Dalam islam barang siapa yang mencuri, merampok, mencopet dan lain sebagainya maka diberlakukan baginya qishas atau potong tangan dan hal ini sudah diterapkan sejak zaman nabi, diberlakukannya qishas itu sendiri tidak lain agar semua orang bisa mengambil I’tibar (pelajaran) dan kemudian takut untuk melakukan hal serupa.
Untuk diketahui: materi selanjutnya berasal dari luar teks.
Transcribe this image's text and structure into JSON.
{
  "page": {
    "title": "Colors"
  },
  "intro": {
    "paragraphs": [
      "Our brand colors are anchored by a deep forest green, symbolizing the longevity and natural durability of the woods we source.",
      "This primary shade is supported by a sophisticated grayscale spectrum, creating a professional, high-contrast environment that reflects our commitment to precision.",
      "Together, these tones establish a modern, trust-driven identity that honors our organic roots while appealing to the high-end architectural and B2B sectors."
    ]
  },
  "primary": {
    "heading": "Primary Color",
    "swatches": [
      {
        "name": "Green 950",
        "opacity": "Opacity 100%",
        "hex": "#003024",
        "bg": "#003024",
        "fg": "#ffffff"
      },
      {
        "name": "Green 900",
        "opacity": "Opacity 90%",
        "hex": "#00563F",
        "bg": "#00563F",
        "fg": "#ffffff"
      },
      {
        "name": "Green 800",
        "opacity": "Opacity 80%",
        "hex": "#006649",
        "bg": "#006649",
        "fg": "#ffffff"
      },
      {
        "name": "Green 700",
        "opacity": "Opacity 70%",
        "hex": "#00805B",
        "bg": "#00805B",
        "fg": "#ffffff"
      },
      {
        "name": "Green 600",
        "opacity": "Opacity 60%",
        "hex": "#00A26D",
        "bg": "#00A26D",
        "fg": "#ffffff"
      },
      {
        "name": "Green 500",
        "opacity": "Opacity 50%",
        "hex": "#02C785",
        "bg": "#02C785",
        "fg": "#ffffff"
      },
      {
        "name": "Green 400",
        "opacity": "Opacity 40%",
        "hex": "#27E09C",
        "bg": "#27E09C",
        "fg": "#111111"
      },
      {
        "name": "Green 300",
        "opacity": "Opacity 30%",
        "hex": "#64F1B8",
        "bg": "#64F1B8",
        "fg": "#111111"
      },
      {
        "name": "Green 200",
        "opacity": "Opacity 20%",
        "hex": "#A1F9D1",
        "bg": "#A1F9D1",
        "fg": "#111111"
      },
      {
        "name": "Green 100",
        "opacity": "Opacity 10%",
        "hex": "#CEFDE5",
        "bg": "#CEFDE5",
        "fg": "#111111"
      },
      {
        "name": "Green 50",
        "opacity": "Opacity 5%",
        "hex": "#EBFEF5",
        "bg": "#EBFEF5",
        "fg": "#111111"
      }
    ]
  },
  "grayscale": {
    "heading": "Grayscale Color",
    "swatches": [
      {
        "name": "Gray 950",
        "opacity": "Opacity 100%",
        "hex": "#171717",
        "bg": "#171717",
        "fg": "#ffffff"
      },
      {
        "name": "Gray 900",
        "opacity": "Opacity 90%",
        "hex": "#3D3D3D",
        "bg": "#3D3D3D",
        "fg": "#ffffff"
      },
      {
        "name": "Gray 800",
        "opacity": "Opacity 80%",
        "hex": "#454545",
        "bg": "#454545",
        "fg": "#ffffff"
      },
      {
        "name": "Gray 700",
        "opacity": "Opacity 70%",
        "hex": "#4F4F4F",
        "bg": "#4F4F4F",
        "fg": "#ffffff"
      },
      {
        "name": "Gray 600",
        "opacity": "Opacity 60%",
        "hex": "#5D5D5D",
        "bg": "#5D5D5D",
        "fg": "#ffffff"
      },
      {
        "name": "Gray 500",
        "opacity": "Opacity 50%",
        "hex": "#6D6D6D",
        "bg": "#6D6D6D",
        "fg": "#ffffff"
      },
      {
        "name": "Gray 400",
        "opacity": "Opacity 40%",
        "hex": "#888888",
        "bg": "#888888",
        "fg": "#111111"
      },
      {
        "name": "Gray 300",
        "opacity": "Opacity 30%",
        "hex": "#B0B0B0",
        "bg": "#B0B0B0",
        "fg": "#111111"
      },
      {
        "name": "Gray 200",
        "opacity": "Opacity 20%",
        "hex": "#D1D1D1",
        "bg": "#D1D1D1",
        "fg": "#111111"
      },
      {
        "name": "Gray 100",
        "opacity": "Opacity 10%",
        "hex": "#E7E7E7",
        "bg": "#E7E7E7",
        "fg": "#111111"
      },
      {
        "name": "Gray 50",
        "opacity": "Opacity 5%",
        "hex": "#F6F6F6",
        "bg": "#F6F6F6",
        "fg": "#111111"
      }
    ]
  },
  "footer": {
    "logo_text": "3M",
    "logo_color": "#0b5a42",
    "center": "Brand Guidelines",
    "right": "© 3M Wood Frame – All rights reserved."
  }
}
Jika ada yang mengatakan bahwa qishas melanggar hak asasi manusia mungkin merekalah yang ingin melestarikan penyakit korupsi, akan tetapi bagi kita tindakan korupsi merupakan penyakit kronis dan dibutuhkan obat yang bisa menyembuhkannya secara total, sehingga para pelaku korupsi sadar akan perbuatannya dan kita yang masih bersih tidak terbesit dalam diri kita niatan untuk melakukan hal yang serupa.
Jika semuanya dikembalikan berdasarkan hokum dan ajaran islam tentulah semua permasalahan bisa kita selesaikan dengan baik, islam memberikan kita al-qur’an dan as-sunnah untuk dijadikan pedoman dan pandangan hidup bukan hanya untuk dihapalkan ataupun dicari celah untuk mengingkarinya. Orang beriman tentunya tidak akan mengimani sebagian dari al-qur’an dan mengingkari sebagiannya, maka dari itu mari terapkan hokum berdasarkan islam demi kesejahteraan bersama, sungguh Allah maha benar dengan segala aturannya.